Tout ce petit monde de l’enfance est en fait une version miniaturisée du monde des adultes. Mais un monde plus lucide, plus ironique, plus franc, le contraire d’une société empesée par les conventions, les préjugés et l’hypocrisie, celle où évoluait Marcel Proust, tout engoncé dans les mondanités et le paraître. Le plus « cash » est évidemment Snoopy, libre dans sa tête et dans sa vie, de faire tout, de dire tout ; il est celui qui a pour ami Woodstock, son meilleur interlocuteur : il ne répond qu’en chantant (ben, oui, comme dans un film de Jacques Demy). Mais Linus (ah ! Linus) n’est pas en reste : il a décidé de ne pas jeter son doudou, une couverture immonde et poussiéreuse, du genre artefact archéologique sauvé d’une décharge du XXe siècle. Il ne veut pas grandir.
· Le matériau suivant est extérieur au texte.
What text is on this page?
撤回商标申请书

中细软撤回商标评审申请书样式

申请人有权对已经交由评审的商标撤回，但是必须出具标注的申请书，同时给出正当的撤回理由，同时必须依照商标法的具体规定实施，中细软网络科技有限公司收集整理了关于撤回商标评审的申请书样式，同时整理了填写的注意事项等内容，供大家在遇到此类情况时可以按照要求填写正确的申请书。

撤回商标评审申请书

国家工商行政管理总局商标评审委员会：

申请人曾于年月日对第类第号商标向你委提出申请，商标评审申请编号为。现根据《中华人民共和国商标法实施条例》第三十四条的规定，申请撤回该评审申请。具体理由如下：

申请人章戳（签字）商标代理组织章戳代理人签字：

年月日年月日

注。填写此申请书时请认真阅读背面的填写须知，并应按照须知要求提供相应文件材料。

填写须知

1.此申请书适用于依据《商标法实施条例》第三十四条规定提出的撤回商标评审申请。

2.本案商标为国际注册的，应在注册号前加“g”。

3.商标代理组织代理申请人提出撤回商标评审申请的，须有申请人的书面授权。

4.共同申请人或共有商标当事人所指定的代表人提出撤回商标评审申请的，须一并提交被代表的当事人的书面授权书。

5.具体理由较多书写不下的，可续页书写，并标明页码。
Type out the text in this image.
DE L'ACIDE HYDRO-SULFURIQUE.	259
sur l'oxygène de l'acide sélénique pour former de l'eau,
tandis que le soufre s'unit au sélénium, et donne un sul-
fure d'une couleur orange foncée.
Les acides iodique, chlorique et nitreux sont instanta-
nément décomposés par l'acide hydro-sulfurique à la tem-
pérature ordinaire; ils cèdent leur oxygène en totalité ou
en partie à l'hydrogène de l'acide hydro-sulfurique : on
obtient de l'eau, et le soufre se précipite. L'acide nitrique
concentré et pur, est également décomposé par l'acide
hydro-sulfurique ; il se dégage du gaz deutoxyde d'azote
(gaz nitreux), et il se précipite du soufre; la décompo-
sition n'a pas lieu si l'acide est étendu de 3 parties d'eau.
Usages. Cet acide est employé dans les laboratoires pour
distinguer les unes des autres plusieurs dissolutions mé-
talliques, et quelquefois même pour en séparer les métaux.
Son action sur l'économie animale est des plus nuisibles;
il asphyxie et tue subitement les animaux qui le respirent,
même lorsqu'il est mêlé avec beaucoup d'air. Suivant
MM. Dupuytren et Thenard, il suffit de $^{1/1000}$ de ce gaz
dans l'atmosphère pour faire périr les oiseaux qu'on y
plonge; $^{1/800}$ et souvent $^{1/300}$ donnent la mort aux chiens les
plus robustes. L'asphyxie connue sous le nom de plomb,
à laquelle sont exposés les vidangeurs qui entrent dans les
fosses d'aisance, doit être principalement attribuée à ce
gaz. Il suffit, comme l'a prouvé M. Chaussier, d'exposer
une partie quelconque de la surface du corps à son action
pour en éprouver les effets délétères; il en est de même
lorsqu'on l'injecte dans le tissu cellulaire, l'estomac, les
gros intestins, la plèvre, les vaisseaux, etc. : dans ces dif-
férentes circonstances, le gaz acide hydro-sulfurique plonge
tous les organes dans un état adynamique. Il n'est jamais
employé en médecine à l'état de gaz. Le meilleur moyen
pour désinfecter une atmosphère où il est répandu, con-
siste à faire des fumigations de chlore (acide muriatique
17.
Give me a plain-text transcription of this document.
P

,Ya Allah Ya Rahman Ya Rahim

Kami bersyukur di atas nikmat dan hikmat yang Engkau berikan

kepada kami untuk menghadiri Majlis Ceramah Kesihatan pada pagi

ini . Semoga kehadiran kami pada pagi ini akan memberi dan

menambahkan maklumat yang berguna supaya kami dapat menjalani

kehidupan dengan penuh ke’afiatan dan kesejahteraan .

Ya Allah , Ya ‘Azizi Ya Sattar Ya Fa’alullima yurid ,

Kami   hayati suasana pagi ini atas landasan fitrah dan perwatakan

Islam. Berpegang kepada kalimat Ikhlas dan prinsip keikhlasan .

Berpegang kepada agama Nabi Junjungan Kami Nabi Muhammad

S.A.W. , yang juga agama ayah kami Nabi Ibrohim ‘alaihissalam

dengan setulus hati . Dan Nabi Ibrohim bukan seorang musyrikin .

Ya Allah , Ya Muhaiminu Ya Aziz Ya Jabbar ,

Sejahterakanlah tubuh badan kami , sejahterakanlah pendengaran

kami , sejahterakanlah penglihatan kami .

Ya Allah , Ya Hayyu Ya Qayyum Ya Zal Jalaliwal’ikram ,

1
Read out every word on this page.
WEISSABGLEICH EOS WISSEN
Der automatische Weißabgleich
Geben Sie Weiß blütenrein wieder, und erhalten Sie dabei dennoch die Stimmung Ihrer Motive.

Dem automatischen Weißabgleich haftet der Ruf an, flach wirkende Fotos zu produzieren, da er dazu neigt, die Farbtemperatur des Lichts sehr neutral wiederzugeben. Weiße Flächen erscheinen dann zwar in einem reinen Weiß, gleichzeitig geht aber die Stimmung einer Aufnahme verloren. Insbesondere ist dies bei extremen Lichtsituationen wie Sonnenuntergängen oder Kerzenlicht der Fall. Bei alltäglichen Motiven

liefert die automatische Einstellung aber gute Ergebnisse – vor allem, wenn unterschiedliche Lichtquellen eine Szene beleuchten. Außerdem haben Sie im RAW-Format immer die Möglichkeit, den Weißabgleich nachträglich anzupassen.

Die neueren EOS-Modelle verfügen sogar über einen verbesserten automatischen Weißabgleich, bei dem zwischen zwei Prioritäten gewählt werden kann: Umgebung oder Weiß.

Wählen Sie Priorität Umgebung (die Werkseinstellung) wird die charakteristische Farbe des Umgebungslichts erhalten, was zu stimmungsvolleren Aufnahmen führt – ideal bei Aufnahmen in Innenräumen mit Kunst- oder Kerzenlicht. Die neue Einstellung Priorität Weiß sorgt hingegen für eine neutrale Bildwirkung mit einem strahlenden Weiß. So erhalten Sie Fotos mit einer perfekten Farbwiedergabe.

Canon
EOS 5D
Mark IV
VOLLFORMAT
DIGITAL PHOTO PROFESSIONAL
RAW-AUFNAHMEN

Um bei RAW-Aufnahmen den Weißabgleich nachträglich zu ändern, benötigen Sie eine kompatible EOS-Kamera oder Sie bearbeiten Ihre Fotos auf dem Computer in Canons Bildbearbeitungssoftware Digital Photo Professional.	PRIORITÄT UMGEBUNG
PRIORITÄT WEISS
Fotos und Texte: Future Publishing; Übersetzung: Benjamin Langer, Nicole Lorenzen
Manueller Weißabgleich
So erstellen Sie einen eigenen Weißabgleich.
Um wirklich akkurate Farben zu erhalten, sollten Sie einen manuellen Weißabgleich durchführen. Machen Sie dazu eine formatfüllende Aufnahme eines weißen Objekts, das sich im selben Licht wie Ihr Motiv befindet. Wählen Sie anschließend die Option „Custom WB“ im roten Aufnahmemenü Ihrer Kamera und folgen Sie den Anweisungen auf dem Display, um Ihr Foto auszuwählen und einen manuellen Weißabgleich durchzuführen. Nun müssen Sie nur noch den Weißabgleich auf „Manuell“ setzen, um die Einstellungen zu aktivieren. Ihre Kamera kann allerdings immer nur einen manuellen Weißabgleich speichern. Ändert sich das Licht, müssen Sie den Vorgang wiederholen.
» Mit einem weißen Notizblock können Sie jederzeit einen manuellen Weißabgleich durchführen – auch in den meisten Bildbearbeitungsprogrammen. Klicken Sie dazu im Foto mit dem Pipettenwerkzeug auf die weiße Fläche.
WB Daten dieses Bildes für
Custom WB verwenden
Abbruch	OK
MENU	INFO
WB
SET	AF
Il est la plus émouvante des créatures de Schultz. En même temps, il est la bête noire de Lucy, sa sœur, et est le sujet de moqueries pour Charlie Brown. Mais tout le monde l’aime bien.
Schroeder est l’exemple même du « gai savoir ». Très jeune, il s’est découvert une passion pour le piano et le compositeur allemand Ludwig Beethoven. Depuis, inlassablement, il fait des gammes et des arpèges pour se perfectionner, pour progresser, pour monter sur la montagne sans avoir à en redescendre pour tout recommencer.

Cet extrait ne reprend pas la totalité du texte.